In the quietude of the driving range, Federica hands me a 7 iron, if memory serves me right. She pops a golf ball on a tee and demonstrates how to hold the club (“one hand just beneath the other, without gripping it too much”) and how to stand before taking a swing. Watching Federica is poetry in motion, the way she shifts the energy from stationary to kinetic is worth taking a lesson alone. Now she is looking at me, however, and nerves are creeping in at the thought of bogeys, not birdies. Perhaps it’s the tennis or my competitive streak, but I do manage to hit the ball and, by the end of the half-hour session on the driving range, it’s even become airborne, albeit with an annoying tendency to the left.

After a few minutes on the putting green, it’s time to retire to the three-storey clubhouse, a glorious listed building that is a triumph of Florentine architect Gherardo Bosio’s 1930s futuristic style. (Bosio worked extensively in Africa and Albania, whilst designing the swimming pool at Florence’s historic tennis club in the Cascine park, Casa della Gherardesca, now home to Four Seasons Florence, and Palazzo Giuntini, a building that houses another luxury hotel, the St. Regis, all prior to his premature death aged just 38.) It was Bosio who reached out to Pier Luigi Nervi to design the striking diving board beside the marble pool at Golf Ugolino, for which day passes are available to non-members in the summer. Set in the shade of a wooded corner, the pool provides food for thought about Italian futurist design with its play on bold lines and subtle shades.
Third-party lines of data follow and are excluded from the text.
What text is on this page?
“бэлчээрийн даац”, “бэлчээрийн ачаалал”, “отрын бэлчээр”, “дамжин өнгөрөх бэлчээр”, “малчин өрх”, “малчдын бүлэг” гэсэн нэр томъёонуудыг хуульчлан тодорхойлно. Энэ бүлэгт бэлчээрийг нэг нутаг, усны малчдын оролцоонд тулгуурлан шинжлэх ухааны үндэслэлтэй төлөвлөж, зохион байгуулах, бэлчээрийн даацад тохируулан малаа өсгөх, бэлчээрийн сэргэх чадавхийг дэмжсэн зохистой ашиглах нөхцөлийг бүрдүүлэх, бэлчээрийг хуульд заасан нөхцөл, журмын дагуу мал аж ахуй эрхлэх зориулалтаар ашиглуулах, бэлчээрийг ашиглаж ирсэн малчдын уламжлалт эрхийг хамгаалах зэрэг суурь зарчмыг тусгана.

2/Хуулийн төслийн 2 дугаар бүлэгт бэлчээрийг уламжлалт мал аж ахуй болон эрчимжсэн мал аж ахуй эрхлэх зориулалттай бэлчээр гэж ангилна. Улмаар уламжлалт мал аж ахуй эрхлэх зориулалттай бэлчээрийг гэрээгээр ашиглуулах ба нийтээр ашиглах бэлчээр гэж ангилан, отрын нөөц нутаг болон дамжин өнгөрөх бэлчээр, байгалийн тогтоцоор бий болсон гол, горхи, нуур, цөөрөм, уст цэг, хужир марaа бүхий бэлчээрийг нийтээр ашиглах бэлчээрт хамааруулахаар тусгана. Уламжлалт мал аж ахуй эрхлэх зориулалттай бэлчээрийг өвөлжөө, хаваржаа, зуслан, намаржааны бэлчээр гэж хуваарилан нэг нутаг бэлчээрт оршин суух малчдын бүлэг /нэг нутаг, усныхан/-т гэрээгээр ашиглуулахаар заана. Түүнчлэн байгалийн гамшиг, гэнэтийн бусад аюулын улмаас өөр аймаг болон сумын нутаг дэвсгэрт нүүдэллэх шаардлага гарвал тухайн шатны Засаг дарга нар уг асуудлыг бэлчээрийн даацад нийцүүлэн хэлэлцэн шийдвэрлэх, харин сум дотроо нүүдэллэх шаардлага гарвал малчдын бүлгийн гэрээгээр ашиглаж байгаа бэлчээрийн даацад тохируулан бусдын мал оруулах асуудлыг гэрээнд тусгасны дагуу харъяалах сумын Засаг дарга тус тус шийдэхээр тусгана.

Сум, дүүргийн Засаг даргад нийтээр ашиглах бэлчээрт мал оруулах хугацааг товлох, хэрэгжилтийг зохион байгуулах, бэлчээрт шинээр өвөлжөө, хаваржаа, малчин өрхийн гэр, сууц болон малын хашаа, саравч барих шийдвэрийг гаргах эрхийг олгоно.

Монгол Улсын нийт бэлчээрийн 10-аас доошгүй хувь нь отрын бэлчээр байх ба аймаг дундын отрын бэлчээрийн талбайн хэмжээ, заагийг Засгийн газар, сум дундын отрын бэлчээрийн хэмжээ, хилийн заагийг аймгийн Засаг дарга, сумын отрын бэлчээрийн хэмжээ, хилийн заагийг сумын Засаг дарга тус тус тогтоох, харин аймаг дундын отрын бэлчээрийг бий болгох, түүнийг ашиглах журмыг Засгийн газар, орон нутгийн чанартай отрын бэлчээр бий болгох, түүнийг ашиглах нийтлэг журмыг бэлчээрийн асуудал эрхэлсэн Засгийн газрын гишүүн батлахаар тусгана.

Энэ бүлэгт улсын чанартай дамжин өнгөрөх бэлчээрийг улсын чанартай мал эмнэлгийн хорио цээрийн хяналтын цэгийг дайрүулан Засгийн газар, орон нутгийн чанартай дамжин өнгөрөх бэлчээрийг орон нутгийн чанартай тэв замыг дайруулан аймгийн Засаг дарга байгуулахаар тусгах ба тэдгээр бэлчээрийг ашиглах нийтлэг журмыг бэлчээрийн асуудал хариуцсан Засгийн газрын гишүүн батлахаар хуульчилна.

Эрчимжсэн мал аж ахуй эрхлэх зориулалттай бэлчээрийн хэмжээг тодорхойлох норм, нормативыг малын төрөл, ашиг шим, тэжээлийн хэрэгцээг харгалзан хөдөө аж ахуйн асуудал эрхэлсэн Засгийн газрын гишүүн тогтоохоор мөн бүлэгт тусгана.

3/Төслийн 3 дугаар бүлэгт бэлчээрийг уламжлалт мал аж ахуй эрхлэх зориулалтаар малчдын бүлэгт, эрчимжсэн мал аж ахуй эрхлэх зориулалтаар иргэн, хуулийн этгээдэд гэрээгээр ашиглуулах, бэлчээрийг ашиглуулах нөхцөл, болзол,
Renowned for his stamp on the Fiorentina football stadium, dating to the same period (1930-32), and his later more dramatic buildings such as the Pirelli skyscraper in Milan, Nervi’s legacy also lives on in smaller works such as this irresistible invitation into deep water.  

Pier Luigi Nervi’s diving board at Golf Ugolino

Up the curvaceous steps in the clubhouse, a homely feel pervades the place, from the cozy sofas to the exceedingly good restaurant, which has been manned for years by a family from Campania. It’s a case of “whatever you fancy, whenever you want, but we know that you’ll like it”, which works just fine for the members of Golf Ugolino and their guests. Our arms are expertly twisted into trying the delicious eggplant parmigiana as regulars relax after their exertions between bunkers and greens. None of them know me of course, but they all say a courteous buonasera.     

It’s fitting that this feature about Golf Ugolino is being published in our May issue since the month has always been a special one in the history of the golf course. On May 1, 1983, the last day of the Italian Open was played here. Having won the Masters at Augusta two weeks prior, Severiano Ballesteros arrived at the last hole two shots behind Germany’s Bernard Langer and the UK’s Ken Brown. The Spaniard needed an eagle to go into a playoff. A crowd gathered behind Ballesteros as he approached the green with just the one chance to hole out. Asking the crowd for silence, he took his nine iron and hit the ball straight in the hole. In the end, Bernard Langer proved victorious in a thrilling playoff. To this day, it remains one of the most enthralling tournaments ever played in Italy attended by the likes of Greg Norman, Sandy Lyle and Sam Torrance.

The terrace with views over the eighteenth hole

Since my day on the driving range, golf and Golf Ugolino have remained on my mind. While it might be “deceptively simple and endlessly complicated” (Arnold Palmer), I can think of nowhere more beautiful to while away the spring, learning a new sport in the great Tuscan outdoors. I recommend you do the same.